Death Valley Wilderness

Vast fields of shimmering sand dunes, nocturnal creatures and extreme temperatures

Running antelope petroglyphs in Grapevine Canyon, Nevada Courtesy of Flickr user madlyinlovewithlife
Grapevine Canyon in Nevada, Death Valley Wilderness Courtesy of Flickr user madlyinlovewithlife
Mountains are reflected in this ephemeral lake on the salt pans near The Devil's Golf Course in Death Valley Wilderness © Randi Hirschmann/Science Faction/Corbis
The Devil's Golf Course, Death Valley Wilderness © Richard Cummins/Corbis
Harsh sun shining on the Devil's Golf Course © Jeff Vanuga/Corbis

Location: California, Nevada
Size: 3,102,497 acres
Year Designated: 1994
Fast Fact: Death Valley is at the same time the lowest, driest and hottest place in North America.

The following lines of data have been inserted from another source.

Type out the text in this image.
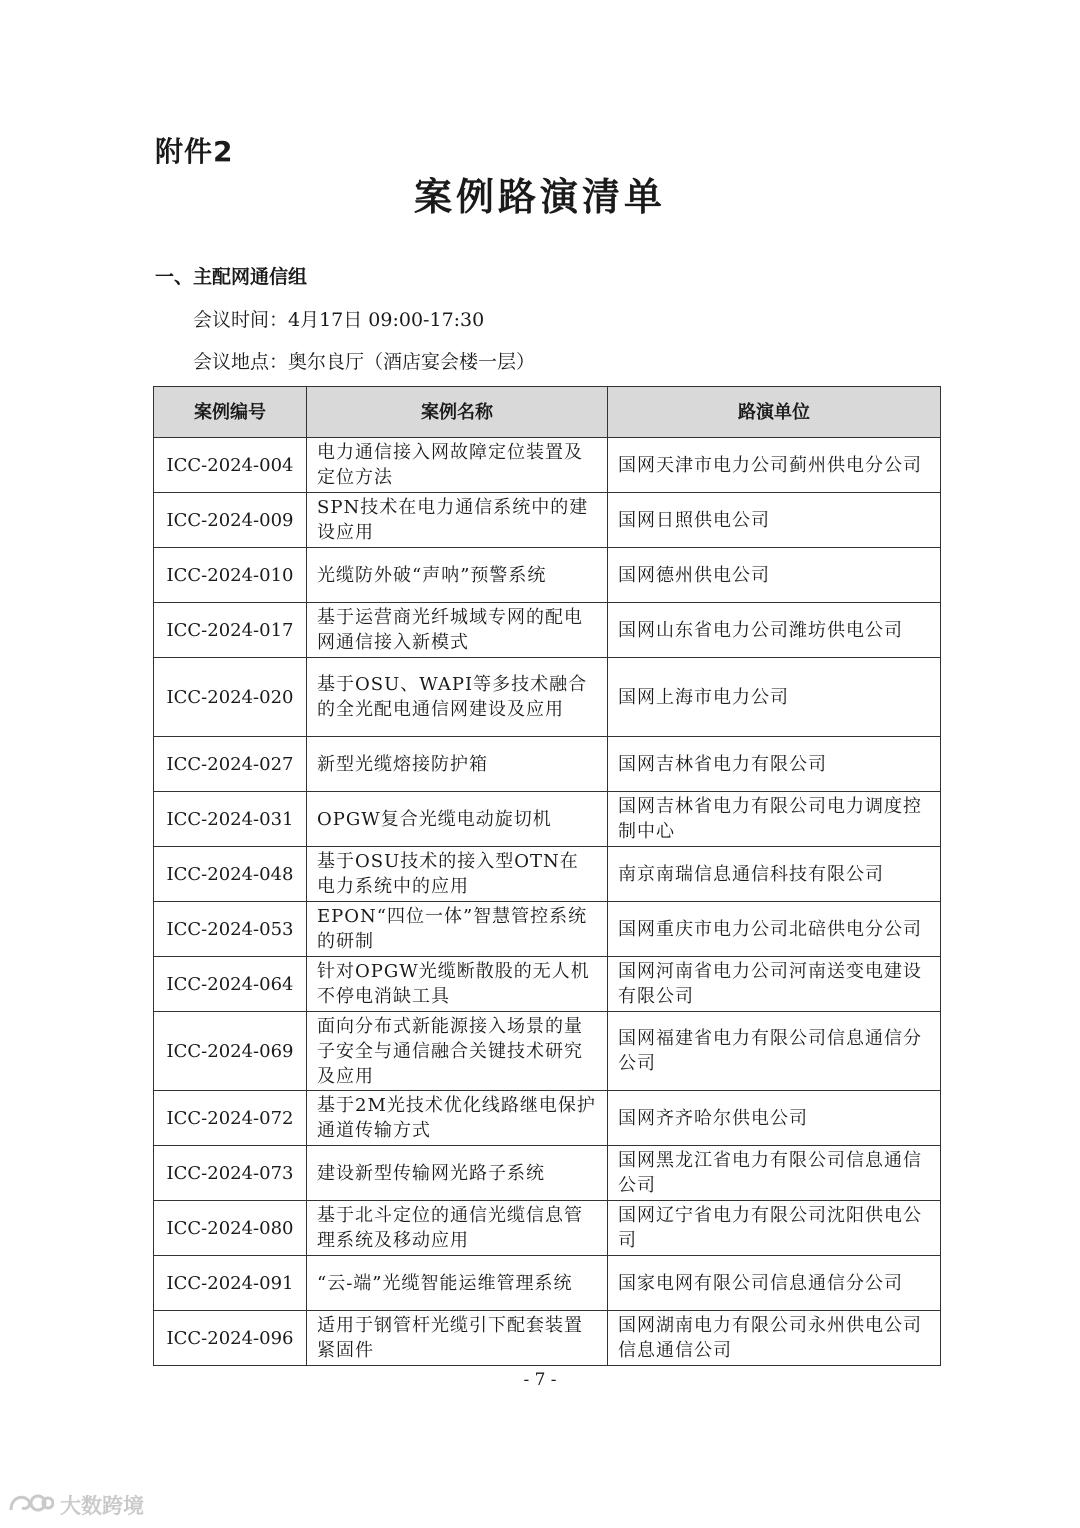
附件2
案例路演清单
一、主配网通信组
会议时间：4月17日 09:00-17:30
会议地点：奥尔良厅（酒店宴会楼一层）
案例编号	案例名称	路演单位
ICC-2024-004	电力通信接入网故障定位装置及定位方法	国网天津市电力公司蓟州供电分公司
ICC-2024-009	SPN技术在电力通信系统中的建设应用	国网日照供电公司
ICC-2024-010	光缆防外破“声呐”预警系统	国网德州供电公司
ICC-2024-017	基于运营商光纤城域专网的配电网通信接入新模式	国网山东省电力公司潍坊供电公司
ICC-2024-020	基于OSU、WAPI等多技术融合的全光配电通信网建设及应用	国网上海市电力公司
ICC-2024-027	新型光缆熔接防护箱	国网吉林省电力有限公司
ICC-2024-031	OPGW复合光缆电动旋切机	国网吉林省电力有限公司电力调度控制中心
ICC-2024-048	基于OSU技术的接入型OTN在电力系统中的应用	南京南瑞信息通信科技有限公司
ICC-2024-053	EPON“四位一体”智慧管控系统的研制	国网重庆市电力公司北碚供电分公司
ICC-2024-064	针对OPGW光缆断散股的无人机不停电消缺工具	国网河南省电力公司河南送变电建设有限公司
ICC-2024-069	面向分布式新能源接入场景的量子安全与通信融合关键技术研究及应用	国网福建省电力有限公司信息通信分公司
ICC-2024-072	基于2M光技术优化线路继电保护通道传输方式	国网齐齐哈尔供电公司
ICC-2024-073	建设新型传输网光路子系统	国网黑龙江省电力有限公司信息通信公司
ICC-2024-080	基于北斗定位的通信光缆信息管理系统及移动应用	国网辽宁省电力有限公司沈阳供电公司
ICC-2024-091	“云-端”光缆智能运维管理系统	国家电网有限公司信息通信分公司
ICC-2024-096	适用于钢管杆光缆引下配套装置紧固件	国网湖南电力有限公司永州供电公司信息通信公司
- 7 -
大数跨境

In the lower 48 states, there’s no area of designated wilderness larger than Death Valley, which clocks in at over 3 million acres—91 percent of Death Valley National Park is designated as wilderness. It is also the lowest, driest and hottest place in North America. On July 10, 1913, a temperature of 134 degrees was recorded in Death Valley, becoming the hottest temperature ever recorded on Earth. Death Valley’s Badwater Basin sits at 300 feet below sea-level, the lowest point in North America. But there are also parts of Death Valley that reach towering elevations, like Telescope Peak, which rises 11,049 feet above sea-level.

The area receives less than two inches of annual rainfall per year, and average temperatures in July regularly top 110 degrees Fahrenheit. But life manages to survive—and thrive—in the area, with more than 1,000 species of plants taking root in Death Valley. Animals, too, manage to live in the area, though most are active at night, when temperatures cool. Coyotes, grey foxes, jackrabbits and desert tortoises can all be spotted, as can bighorn sheep, who live in the area’s higher elevations. In years when there is enough rain, Death Valley bursts with wildflowers in springtime.